It was planned for me to go to the drawing lesson, but I would have never imagined I was going to draw. Arriving at the Union of Artists in Old Riga, a really soviet architecture building, I joined the class.
After a few minutes, Reinis, a very nice and smiling guy, made me confortable and asked me to take place in front of a easel. He showed me a awk I had to draw. I really felt inconfortable at the beginning as I never draw and I can barely hold a pencil in my fingers if it's not for writing.
Ten minutes and some explanations later, I'm alone in front of my white sheet of paper. Taking some time, clearing my spirit, I drew some lines and kind of a bird appered on the paper. Reinis helped me, gave me some advice, but 1h30 late, I gave up. For the first time, I'm a bit satisfied with the result even if I don't think my drawing is not that "labi" (good) according to him and Laura.
But this experience was nice and I had a lot of fun. Then, I did what I do the best during this travel, asking questions!
Reinis is educated in Art from the Art Academy of Riga and gives lessons since september to almost 10 students. Drawing and painting for a long time, he confesses he passed by two different artistic periods. When he was younger, he was only interested in painting naked women and material things. But he got bored and was looking for something more spiritual.

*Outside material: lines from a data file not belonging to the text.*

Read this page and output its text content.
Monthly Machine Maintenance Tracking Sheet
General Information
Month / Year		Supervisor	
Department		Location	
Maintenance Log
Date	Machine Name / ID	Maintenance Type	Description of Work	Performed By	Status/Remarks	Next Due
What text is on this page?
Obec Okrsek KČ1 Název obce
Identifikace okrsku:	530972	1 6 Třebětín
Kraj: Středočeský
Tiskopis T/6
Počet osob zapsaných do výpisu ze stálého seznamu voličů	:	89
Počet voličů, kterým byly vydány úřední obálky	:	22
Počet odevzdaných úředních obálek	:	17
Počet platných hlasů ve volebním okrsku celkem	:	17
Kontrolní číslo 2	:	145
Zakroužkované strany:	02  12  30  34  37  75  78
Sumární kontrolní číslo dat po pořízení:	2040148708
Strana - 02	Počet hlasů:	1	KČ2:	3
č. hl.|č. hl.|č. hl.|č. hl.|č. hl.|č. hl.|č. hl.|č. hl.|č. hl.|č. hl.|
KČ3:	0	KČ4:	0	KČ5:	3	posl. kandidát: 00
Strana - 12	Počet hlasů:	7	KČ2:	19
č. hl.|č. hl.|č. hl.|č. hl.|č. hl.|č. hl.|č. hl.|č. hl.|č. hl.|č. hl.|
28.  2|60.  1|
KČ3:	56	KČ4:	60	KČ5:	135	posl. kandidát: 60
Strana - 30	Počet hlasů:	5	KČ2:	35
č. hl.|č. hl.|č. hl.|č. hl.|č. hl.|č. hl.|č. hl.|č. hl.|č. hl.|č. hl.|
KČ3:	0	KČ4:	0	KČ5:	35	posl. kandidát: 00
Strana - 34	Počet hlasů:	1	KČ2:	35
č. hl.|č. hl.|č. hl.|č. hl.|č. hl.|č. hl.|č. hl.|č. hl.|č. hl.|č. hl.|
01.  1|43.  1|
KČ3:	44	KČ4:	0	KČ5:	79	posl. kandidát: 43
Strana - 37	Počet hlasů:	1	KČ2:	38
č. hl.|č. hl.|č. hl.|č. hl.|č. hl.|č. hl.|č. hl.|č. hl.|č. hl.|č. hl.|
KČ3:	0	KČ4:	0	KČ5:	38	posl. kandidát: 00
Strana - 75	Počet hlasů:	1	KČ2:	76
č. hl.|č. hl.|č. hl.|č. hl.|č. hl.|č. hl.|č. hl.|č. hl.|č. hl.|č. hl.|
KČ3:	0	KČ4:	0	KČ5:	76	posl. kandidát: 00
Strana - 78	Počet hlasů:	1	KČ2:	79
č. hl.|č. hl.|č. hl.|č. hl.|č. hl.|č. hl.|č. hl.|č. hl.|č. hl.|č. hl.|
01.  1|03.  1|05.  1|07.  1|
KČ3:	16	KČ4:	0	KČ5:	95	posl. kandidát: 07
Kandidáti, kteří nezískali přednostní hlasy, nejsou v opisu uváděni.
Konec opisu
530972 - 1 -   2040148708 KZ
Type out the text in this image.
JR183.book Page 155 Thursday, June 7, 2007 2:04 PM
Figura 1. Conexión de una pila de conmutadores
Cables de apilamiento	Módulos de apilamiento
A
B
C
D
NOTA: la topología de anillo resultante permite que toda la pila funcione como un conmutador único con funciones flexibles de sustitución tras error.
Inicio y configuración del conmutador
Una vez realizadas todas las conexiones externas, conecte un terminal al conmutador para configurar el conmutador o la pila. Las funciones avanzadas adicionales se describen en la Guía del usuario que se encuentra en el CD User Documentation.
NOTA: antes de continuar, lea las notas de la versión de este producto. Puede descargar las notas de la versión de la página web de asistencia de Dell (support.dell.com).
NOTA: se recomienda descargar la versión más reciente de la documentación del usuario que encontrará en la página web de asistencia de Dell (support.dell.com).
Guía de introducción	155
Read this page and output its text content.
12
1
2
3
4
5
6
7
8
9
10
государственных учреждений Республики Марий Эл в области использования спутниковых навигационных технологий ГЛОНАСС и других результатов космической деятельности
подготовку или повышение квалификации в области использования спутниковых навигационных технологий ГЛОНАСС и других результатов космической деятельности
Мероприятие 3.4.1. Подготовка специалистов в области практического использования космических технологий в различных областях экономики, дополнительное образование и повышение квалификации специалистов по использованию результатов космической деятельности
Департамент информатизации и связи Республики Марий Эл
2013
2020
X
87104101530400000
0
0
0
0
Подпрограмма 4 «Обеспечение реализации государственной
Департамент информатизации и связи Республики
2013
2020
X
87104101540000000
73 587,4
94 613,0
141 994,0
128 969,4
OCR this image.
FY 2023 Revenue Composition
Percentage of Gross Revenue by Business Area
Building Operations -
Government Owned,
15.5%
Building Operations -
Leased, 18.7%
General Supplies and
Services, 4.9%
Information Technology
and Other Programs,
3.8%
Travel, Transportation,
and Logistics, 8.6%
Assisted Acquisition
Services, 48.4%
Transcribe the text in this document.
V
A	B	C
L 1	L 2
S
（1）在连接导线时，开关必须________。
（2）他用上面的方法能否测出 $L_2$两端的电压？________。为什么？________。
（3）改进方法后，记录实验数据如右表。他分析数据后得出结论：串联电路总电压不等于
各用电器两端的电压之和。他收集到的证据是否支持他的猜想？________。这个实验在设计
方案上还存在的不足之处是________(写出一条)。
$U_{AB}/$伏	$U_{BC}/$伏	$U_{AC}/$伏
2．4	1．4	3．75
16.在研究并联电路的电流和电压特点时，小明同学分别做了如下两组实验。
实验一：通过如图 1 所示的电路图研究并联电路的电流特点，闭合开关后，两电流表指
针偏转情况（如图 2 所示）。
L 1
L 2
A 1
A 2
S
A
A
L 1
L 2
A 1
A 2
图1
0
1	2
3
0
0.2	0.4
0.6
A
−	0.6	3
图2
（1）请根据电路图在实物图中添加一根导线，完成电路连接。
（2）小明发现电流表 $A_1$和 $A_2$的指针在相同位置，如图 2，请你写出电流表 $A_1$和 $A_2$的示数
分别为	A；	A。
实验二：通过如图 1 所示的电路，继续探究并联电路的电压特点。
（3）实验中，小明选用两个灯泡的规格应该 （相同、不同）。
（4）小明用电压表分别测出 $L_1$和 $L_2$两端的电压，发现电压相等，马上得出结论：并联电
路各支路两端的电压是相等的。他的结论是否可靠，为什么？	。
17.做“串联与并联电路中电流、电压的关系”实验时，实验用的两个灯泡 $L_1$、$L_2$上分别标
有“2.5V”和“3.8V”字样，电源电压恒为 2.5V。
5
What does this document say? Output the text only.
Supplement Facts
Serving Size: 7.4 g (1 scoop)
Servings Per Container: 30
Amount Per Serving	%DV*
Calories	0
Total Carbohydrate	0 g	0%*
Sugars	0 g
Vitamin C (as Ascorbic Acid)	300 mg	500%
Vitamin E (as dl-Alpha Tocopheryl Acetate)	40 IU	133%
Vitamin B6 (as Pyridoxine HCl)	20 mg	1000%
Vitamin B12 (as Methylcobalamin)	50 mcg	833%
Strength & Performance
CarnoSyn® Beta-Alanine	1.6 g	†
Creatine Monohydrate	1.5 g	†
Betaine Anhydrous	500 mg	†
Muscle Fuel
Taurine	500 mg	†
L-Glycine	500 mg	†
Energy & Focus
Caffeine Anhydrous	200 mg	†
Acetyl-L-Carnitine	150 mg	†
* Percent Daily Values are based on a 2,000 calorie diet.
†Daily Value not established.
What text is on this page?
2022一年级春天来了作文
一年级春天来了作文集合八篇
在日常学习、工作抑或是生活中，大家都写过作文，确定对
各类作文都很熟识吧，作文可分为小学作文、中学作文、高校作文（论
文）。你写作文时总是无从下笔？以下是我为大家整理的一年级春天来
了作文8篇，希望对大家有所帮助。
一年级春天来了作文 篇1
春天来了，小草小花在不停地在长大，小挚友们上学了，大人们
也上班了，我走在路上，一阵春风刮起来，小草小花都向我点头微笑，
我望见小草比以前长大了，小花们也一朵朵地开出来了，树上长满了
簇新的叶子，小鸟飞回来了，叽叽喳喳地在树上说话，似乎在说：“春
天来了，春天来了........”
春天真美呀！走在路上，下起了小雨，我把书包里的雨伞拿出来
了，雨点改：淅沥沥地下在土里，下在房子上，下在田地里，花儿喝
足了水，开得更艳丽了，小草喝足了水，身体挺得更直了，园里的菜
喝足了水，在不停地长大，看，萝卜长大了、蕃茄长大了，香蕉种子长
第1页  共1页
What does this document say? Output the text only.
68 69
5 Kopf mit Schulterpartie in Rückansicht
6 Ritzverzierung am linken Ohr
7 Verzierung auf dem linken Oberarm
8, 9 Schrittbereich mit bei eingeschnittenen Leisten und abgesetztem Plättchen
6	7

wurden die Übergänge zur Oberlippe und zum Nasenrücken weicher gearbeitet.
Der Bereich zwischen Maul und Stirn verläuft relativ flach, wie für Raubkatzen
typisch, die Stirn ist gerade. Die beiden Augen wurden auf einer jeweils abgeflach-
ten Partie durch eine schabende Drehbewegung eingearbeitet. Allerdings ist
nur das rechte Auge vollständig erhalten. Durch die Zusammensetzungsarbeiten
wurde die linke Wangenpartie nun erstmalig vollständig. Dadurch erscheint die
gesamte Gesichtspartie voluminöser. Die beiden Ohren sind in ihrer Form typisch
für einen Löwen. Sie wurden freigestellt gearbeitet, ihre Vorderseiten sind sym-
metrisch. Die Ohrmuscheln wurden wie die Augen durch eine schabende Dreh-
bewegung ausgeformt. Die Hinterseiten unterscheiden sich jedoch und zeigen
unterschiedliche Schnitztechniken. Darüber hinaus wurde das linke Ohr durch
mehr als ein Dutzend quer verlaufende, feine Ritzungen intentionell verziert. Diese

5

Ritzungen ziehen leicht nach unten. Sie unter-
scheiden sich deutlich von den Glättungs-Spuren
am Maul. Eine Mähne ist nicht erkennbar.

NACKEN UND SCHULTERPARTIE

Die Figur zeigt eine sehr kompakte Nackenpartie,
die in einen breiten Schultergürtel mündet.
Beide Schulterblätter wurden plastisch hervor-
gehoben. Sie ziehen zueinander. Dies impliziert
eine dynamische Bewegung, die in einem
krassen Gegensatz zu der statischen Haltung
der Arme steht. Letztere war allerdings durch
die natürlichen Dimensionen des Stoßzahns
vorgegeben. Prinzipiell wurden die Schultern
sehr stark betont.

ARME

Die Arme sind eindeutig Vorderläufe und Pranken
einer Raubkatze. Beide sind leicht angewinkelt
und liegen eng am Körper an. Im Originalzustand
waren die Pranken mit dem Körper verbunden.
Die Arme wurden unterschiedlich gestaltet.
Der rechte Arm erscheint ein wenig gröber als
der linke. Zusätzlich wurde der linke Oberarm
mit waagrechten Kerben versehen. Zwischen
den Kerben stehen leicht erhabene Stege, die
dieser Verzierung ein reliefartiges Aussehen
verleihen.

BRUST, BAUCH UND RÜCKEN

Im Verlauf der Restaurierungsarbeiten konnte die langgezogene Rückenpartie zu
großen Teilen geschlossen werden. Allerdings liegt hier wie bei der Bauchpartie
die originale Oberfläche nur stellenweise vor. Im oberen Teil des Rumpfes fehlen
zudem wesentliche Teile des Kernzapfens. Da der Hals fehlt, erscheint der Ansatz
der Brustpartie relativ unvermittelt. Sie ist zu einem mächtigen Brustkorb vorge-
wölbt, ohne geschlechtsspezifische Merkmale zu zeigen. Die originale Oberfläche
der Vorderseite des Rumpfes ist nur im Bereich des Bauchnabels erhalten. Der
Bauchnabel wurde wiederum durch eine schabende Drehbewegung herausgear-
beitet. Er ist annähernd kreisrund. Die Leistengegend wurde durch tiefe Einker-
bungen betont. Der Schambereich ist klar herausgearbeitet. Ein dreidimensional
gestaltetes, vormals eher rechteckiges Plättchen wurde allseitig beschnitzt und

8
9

"The technic has its importance to some point, but then, the feelings and what you convey through the painting become the most important" he explains me. He moved on to spiritual ideas and his last painting is about the soul of life and how to depict it.
His works are exposed in a gallery in Riga and a few months ago, he had the chance to come to France. Thanks to the ministery of Foreign Affairs, he stayed two months at an artist residency. His aim: to catch the mood of Paris.
But being an artist in Latvia is somehow difficult. Apart from his job as an art teacher, he works in a company doing story boarding ans brand advertising for 8 years. "It's difficult to live on paintings only, he says, sometimes I sell a picture of I have orders."
What about a Latvian artistic movement? "Nowadays there is not a "Latvian artistic movement". We are just working on our own, doing our art as we want and not as we are told to."